La gauche en désordre de bataille

Les formations de gauche redoutent que les législatives amplifient, une fois encore, les résultats de la présidentielle. Divisée, la gauche antilibérale, PC compris, est menacée par le PS.

Michel Soudais  • 24 mai 2007 abonné·es

L’échéance est redoutée. Et dans toutes les formations de gauche, on ne trouve plus personne pour défendre l’inversion du calendrier électoral voulue par Lionel Jospin en 2001. Il faut dire que l’histoire électorale ne laisse guère de doute sur l’issue globale du scrutin des 10 et 17 juin prochains.

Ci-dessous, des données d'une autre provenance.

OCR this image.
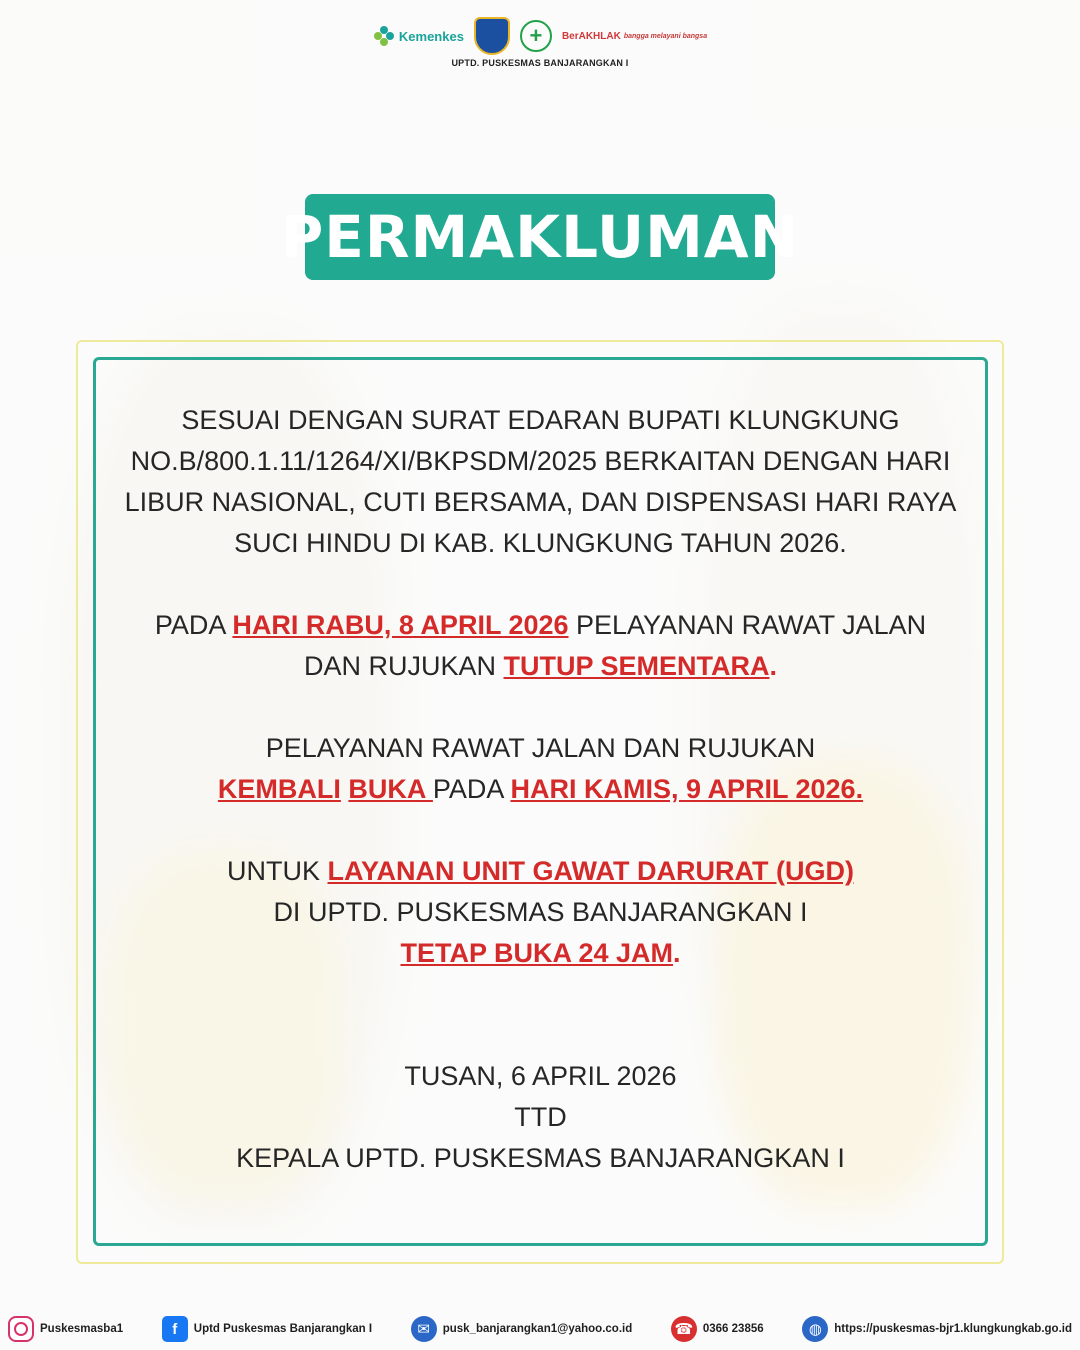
Kemenkes	+	BerAKHLAK bangga melayani bangsa
UPTD. PUSKESMAS BANJARANGKAN I
PERMAKLUMAN

SESUAI DENGAN SURAT EDARAN BUPATI KLUNGKUNG

NO.B/800.1.11/1264/XI/BKPSDM/2025 BERKAITAN DENGAN HARI

LIBUR NASIONAL, CUTI BERSAMA, DAN DISPENSASI HARI RAYA

SUCI HINDU DI KAB. KLUNGKUNG TAHUN 2026.

PADA HARI RABU, 8 APRIL 2026 PELAYANAN RAWAT JALAN

DAN RUJUKAN TUTUP SEMENTARA.

PELAYANAN RAWAT JALAN DAN RUJUKAN

KEMBALI BUKA PADA HARI KAMIS, 9 APRIL 2026.

UNTUK LAYANAN UNIT GAWAT DARURAT (UGD)

DI UPTD. PUSKESMAS BANJARANGKAN I

TETAP BUKA 24 JAM.

TUSAN, 6 APRIL 2026

TTD

KEPALA UPTD. PUSKESMAS BANJARANGKAN I

Puskesmasba1	f	Uptd Puskesmas Banjarangkan I	✉	pusk_banjarangkan1@yahoo.co.id	☎ 0366 23856	◍	https://puskesmas-bjr1.klungkungkab.go.id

À chaque fois que les élections législatives ont été organisées dans la foulée d’une élection présidentielle, en 1981, en 1988 et en 2002, les électeurs ont donné au chef de l’État qu’ils venaient d’élire la majorité qu’il leur demandait. Les sondages, moins nombreux que pour la présidentielle, prédisent tous une vague bleue, l’UMP emportant entre 336 et 415 circonscriptions sur 577, dans un scrutin essentiellement marqué par un face-à-face entre le parti du président de la République et le PS.

Illustration - La gauche en désordre de bataille


À l’annonce des résultats du 1er tour des législatives en 2002.
ERIC FEFERBERG/AFP

C’est donc sur la défensive que le parti socialiste aborde l’échéance. « 53 % des Français ont préféré Nicolas Sarkozy à Ségolène Royal, je ne le conteste pas » , déclarait ainsi François Hollande, dimanche, sur TF 1. Le Premier secrétaire du PS se contenterait volontiers d’ « une Assemblée nationale qui corresponde justement à ce vote déjà intervenu lors de l’élection présidentielle » . Même ce minimum n’est pas assuré si la mobilisation électorale observée lors des deux tours de la présidentielle cède le pas à la résignation dans l’électorat de gauche.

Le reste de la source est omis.